Many networks require that the gateway monitor data traffic and isolate users. MFF isolates users at Layer 2 and connects users at Layer 3 on the same network segment. MFF enables traffic to be forwarded through the gateway. This implements traffic monitoring and accounting and ensures network security.

Precautions

You can run the mac-forced-forwarding enable command in the VLAN view and perform other configurations only after you enable MFF globally in the system view.

After MFF is disabled in the system view, other MFF configurations are automatically deleted.

MFF cannot be enabled in a VLAN where the super VLAN or VLANIF interface is configured.

MFF cannot be enabled in a sub-VLAN where the super VLAN and VLANIF interface are configured.

The MFF function is implemented based on ARP proxy, whereas the EAI function is implemented based on ARP request packet forwarding. Therefore, the two functions conflict with each other. If you have enabled both MFF and EAI in the same VLAN, the MFF function takes effect.

NOTE:

When you enable MFF, if ACL resources are insufficient, the MFF function does not take effect.

MFF cannot be configured in the super-VLAN.

When DHCP relay is configured in a super VLAN, MFF cannot be enabled in its sub-VLANs.

Example

# Enable MFF in VLAN 100.

<HUAWEI> system-view
[HUAWEI] mac-forced-forwarding enable
[HUAWEI] vlan 100
[HUAWEI-vlan100] mac-forced-forwarding enable

mac-forced-forwarding gateway-detect

Function

The mac-forced-forwarding gateway-detect command enables timed gateway detection and sets the gateway detection interval.

The undo mac-forced-forwarding gateway-detect command disables timed gateway detection.

By default, timed gateway detection is enabled and the default gateway detection interval is 30s.

Format

mac-forced-forwarding gateway-detect [ interval interval-time ]

undo mac-forced-forwarding gateway-detect

Parameters

Parameter

Description

Value

interval interval-time

Indicates the gateway detection interval.

The value is an integer that ranges from 30 to 17280, in seconds.

Views

VLAN view

Default Level

2: Configuration level

Usage Guidelines

Usage Scenario

On a practical network, services may be interrupted for a long time because the MFF-enabled device cannot immediately detect the gateway MAC address change. Timed gateway detection can solve this problem. After the detection function is enabled (enabled by default), the MFF-enabled device scans recorded gateway information every interval-time seconds. For each gateway recorded, the MFF-enabled device uses user information to construct an ARP request packet and sends it to the network interface. The MFF-enabled device then learns the gateway MAC address from the ARP reply packet. If the gateway MAC address changes, the MFF-enabled device immediately updates the gateway information and broadcasts gratuitous ARP packets to users. Users can update the gateway address.

Prerequisites

MFF has been enabled in a VLAN using the mac-forced-forwarding enable command.

Precautions

When detecting multiple gateway addresses, the MFF-enabled device sends an ARP reply packet with the first gateway address by default.

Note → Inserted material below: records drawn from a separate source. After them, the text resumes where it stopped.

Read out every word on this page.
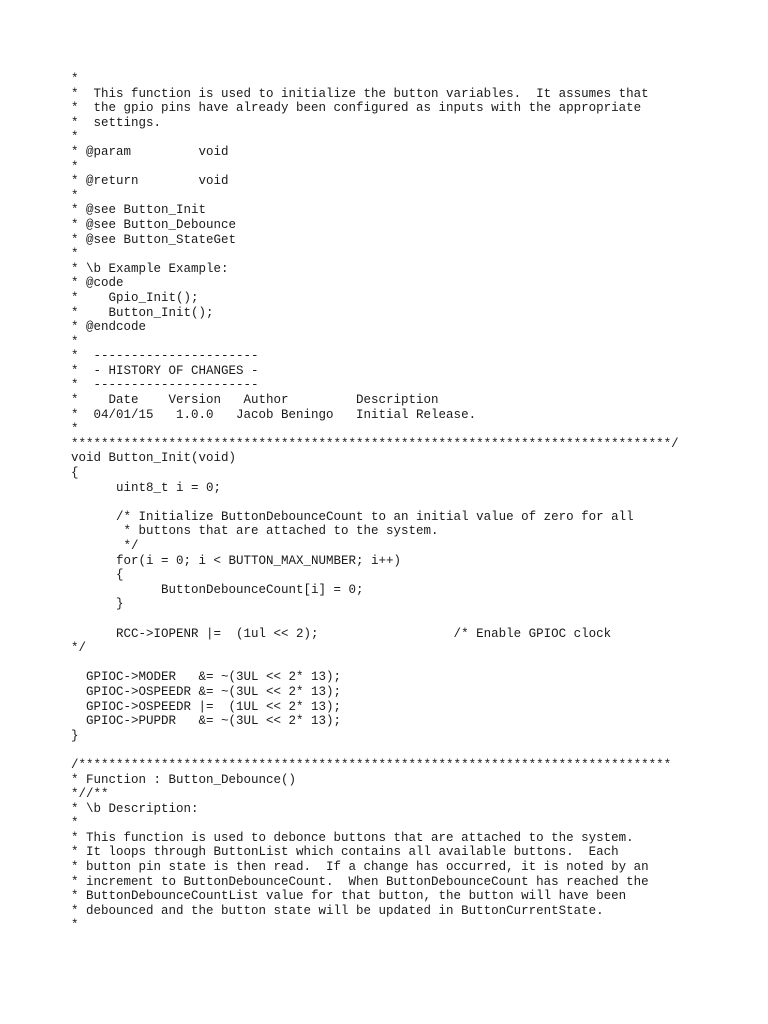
*
*  This function is used to initialize the button variables.  It assumes that
*  the gpio pins have already been configured as inputs with the appropriate
*  settings.
*
* @param         void
*
* @return        void
*
* @see Button_Init
* @see Button_Debounce
* @see Button_StateGet
*
* \b Example Example:
* @code
*    Gpio_Init();
*    Button_Init();
* @endcode
*
*  ----------------------
*  - HISTORY OF CHANGES -
*  ----------------------
*    Date    Version   Author         Description
*  04/01/15   1.0.0   Jacob Beningo   Initial Release.
*
********************************************************************************/
void Button_Init(void)
{
uint8_t i = 0;
/* Initialize ButtonDebounceCount to an initial value of zero for all
* buttons that are attached to the system.
*/
for(i = 0; i < BUTTON_MAX_NUMBER; i++)
{
ButtonDebounceCount[i] = 0;
}
RCC->IOPENR |=  (1ul << 2);                  /* Enable GPIOC clock
*/
GPIOC->MODER   &= ~(3UL << 2* 13);
GPIOC->OSPEEDR &= ~(3UL << 2* 13);
GPIOC->OSPEEDR |=  (1UL << 2* 13);
GPIOC->PUPDR   &= ~(3UL << 2* 13);
}
/*******************************************************************************
* Function : Button_Debounce()
*//**
* \b Description:
*
* This function is used to debonce buttons that are attached to the system.
* It loops through ButtonList which contains all available buttons.  Each
* button pin state is then read.  If a change has occurred, it is noted by an
* increment to ButtonDebounceCount.  When ButtonDebounceCount has reached the
* ButtonDebounceCountList value for that button, the button will have been
* debounced and the button state will be updated in ButtonCurrentState.
*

After MFF is enabled, timed gateway detection does not take effect if no ARP request packet is received from the user or gateway or if no user is authorized by the DHCP server to access the network.

If a gateway fails, traffic between users will be blocked. To avoid this situation, the device considers a gateway invalid if it does not receive a response from the gateway after five detection attempts. The device then deletes the MAC address entry of the invalid gateway.If the gateway detection interval is changed during a detection, the number of detection times is accumulated.

Example

# Enable timed gateway detection in VLAN 10.

<HUAWEI> system-view
[HUAWEI] vlan 10
[HUAWEI-vlan10] mac-forced-forwarding enable
[HUAWEI-vlan10] mac-forced-forwarding gateway-detect

mac-forced-forwarding igmp-query discard

Function

The mac-forced-forwarding igmp-query discard command configures an MFF-enabled device to discard the IGMP Query messages from users when both MFF and IGMP snooping are enabled in a VLAN.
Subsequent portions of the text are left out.